半導体のマーベル 予想を上回る決算を発表

半導体メーカーのマーベル・テクノロジー(MRVL)が会計年度第1四半期の決算を発表しました。
業績がアナリストの予想を上回ったほか、第2四半期についても強気の見通しを発表し、同社の重要な市場のすべてにおいて強い需要が続いていると投資家に伝える内容となっています。

マーベル・テクノロジーは、データストレージ、ネットワーク、および通信向けの集積回路(IC)の設計を手掛ける。これまで、ストレージ分野に重点を置き事業を展開しており、依然としてハードディスクドライブ(HDD)メーカーやソリッドステートドライブ(SSD)メーカーにとっては主要なサプライヤーであるが、HDD技術力の低下を相殺するために買収を通じてネットワーク分野に注力し、事業の多角化を進め現在はネットワークや家電市場にもチップを供給している。製品の製造は、外部のファウンドリーに委託している。

出所:マネックス証券銘柄スカウター

インフラストラクチャー半導体メーカーである同社の第1四半期の売上高は、前年同期比20%増の8億3,230万ドルでした。純損失は8,824万ドル(1株当たり13セント)で、前年同期の純損失1億1,303万ドル(1株当たり17セント)からは損失額が少なくなっています。株式ベースの報酬や無形資産の償却費などを調整した結果、1株当たり29セントの利益となりました。

アナリストは、売上高8億540万ドルに対し、調整後の1株当たり利益を27セントと予想していました。

5月1日に終了した第1四半期において、同社は、光ネットワーク機器メーカーであるインフィの100億ドル規模の買収を完了しました。この買収は、第1四半期の締め日の約10日前に完了しましたが、マーベルは、前回のガイダンスでは買収の影響が含まれていなかったことを理由に、インフィの貢献による増加を除いた8億1,050万ドルの売上を開示しました。
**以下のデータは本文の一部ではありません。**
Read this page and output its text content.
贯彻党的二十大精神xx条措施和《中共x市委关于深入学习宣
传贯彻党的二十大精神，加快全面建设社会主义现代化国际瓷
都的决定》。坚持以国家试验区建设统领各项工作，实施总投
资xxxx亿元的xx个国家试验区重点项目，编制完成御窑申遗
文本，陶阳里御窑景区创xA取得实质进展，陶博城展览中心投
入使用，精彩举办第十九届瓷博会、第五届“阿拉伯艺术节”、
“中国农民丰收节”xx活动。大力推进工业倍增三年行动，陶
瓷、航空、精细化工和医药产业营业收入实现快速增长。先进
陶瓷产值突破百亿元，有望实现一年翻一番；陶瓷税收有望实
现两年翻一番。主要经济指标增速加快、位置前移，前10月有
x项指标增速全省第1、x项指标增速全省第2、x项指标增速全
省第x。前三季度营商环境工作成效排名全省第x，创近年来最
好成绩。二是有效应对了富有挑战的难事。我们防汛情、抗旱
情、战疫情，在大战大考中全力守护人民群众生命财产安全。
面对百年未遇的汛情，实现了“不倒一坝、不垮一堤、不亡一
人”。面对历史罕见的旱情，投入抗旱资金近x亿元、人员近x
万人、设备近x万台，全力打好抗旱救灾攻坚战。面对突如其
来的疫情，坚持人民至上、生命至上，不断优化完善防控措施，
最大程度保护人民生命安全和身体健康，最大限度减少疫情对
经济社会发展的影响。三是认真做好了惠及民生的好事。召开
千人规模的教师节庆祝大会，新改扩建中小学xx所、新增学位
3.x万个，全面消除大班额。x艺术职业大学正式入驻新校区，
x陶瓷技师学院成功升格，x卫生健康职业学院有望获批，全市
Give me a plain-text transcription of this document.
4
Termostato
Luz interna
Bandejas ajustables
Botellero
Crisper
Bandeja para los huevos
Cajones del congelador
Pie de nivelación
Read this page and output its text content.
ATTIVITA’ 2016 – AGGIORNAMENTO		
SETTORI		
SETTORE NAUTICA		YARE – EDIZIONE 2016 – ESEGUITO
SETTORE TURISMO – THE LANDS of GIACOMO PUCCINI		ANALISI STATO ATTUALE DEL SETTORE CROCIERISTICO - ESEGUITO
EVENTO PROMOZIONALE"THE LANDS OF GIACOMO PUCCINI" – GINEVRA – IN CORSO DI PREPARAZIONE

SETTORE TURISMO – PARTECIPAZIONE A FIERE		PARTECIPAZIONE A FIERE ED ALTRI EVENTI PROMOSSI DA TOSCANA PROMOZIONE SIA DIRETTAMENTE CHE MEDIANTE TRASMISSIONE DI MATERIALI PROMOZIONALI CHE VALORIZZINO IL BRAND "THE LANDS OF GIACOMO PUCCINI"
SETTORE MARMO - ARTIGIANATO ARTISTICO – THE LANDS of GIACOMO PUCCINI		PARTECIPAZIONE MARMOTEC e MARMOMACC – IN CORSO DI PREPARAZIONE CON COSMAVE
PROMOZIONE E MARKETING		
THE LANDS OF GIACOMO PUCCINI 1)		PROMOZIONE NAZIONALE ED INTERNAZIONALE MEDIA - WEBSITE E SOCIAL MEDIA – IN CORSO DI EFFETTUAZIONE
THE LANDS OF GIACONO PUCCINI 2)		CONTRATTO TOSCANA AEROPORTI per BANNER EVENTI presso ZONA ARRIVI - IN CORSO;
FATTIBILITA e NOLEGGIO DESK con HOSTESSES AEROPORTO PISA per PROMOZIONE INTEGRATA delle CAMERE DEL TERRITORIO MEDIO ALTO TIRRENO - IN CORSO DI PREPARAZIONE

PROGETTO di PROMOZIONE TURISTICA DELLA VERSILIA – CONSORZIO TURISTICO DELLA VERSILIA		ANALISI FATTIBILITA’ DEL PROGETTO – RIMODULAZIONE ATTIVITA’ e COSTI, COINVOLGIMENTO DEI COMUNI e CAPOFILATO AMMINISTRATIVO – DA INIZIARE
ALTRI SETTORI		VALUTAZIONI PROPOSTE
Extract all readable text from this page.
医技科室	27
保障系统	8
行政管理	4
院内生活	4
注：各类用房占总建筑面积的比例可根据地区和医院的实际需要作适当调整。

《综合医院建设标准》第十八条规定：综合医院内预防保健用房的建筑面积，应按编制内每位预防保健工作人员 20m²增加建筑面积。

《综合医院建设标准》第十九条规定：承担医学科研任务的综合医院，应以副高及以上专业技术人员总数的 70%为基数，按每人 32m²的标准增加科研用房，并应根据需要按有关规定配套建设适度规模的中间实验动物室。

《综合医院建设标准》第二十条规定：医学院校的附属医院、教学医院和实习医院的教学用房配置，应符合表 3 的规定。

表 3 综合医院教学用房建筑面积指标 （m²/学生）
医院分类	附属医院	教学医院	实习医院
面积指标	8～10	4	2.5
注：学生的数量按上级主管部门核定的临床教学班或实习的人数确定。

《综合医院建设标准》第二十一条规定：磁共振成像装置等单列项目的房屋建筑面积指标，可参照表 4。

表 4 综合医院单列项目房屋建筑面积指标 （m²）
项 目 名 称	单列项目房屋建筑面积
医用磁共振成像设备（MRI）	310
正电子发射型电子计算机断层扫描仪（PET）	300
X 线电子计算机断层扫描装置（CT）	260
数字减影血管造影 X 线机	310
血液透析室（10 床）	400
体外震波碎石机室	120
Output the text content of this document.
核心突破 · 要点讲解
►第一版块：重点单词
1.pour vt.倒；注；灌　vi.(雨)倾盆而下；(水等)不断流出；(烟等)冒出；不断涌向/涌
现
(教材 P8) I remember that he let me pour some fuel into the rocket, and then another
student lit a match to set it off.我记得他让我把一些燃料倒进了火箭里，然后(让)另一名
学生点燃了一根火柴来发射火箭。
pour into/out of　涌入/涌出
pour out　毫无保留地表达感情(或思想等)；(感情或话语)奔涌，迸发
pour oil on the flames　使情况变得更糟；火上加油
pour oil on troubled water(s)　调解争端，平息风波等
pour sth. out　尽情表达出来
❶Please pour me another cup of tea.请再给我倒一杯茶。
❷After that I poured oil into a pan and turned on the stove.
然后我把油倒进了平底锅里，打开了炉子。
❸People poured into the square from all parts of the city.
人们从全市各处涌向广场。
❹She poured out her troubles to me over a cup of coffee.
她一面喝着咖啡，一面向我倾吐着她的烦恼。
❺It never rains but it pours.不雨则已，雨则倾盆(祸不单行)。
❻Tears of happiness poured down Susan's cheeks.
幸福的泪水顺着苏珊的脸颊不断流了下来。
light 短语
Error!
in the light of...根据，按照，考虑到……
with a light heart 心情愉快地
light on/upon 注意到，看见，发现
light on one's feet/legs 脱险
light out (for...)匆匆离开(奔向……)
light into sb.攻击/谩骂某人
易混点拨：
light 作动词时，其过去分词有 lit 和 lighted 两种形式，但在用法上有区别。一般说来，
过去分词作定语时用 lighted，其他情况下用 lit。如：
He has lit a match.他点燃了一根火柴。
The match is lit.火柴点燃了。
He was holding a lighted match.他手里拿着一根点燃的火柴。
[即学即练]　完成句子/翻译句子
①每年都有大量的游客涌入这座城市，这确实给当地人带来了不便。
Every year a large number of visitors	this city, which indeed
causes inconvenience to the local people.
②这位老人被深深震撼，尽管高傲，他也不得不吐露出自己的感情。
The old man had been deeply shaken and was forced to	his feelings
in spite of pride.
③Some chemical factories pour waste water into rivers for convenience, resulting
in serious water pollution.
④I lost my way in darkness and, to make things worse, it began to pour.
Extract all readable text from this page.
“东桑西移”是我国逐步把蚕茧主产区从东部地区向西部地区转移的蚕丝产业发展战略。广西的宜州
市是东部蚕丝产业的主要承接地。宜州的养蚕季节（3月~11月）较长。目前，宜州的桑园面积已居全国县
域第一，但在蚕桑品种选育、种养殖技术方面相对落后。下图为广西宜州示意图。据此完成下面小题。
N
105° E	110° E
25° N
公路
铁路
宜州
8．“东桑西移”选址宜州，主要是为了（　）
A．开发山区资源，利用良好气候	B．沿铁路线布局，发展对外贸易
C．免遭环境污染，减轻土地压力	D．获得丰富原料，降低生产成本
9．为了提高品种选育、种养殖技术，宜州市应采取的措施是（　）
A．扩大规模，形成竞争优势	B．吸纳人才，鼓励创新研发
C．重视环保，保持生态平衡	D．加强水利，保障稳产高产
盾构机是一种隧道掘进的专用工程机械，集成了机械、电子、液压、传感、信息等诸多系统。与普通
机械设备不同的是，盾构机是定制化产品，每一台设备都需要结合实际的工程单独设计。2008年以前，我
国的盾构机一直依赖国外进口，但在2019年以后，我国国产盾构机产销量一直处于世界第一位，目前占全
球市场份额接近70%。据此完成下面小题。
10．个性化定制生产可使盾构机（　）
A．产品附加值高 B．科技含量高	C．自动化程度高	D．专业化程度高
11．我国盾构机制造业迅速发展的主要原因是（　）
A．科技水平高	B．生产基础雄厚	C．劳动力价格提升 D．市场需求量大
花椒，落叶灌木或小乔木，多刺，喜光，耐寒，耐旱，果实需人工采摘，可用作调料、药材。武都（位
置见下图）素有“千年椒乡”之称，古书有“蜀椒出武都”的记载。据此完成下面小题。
インフィを除いた場合、マーベルの第1四半期の収益は1株当たり29セントとなっています。

マーベル社の最高経営責任者であるマット・マーフィー氏は、「インフィの買収は、マーベルにとって売上高で最大の最終市場であるデータセンターでの成長機会を増やし、加速させるものだ」とし「マーベルの第2四半期の力強い収益成長の見通しは、当社のすべての主要な最終市場における旺盛な需要を反映している」と述べています。

マーベル社は、約10億7000万ドルの売上に対して、調整後の第2四半期の利益を1株当たり約31セントと予想しています。アナリストらは、9億1,780万ドルの売上に対して30セントの調整後利益を予想していました。

経営陣は月曜日の電話会議で、自動車からビデオゲーム機まで幅広い消費財の製造に支障をきたしているチップ不足について言及しました。マーフィー氏は、売上を伸ばし続けるために十分なチップを確保しているが、需要が同社の能力を上回っている状態が続いていると述べています。

ただ、同氏は、「当社の成長計画をサポートするために、今年後半から来年にかけて供給改善の目途が立っていると考えている」と付け加えています。

マーベルは、半導体業界に統合の波が押し寄せる中、昨年末にインフィを買収する意向を発表しました。当時、マーフィー氏は、同社の長期的な展望には規模が不可欠であり、この分野ではますます必要になっていると述べていました。同氏は当時、インフィをマーベルに統合する予定であり、インフィを子会社として扱う予定はないとも語っています。

マーベルの株価は決算発表を受け、6月7日の時間外取引で4.23%増の50.31ドルで取引されています。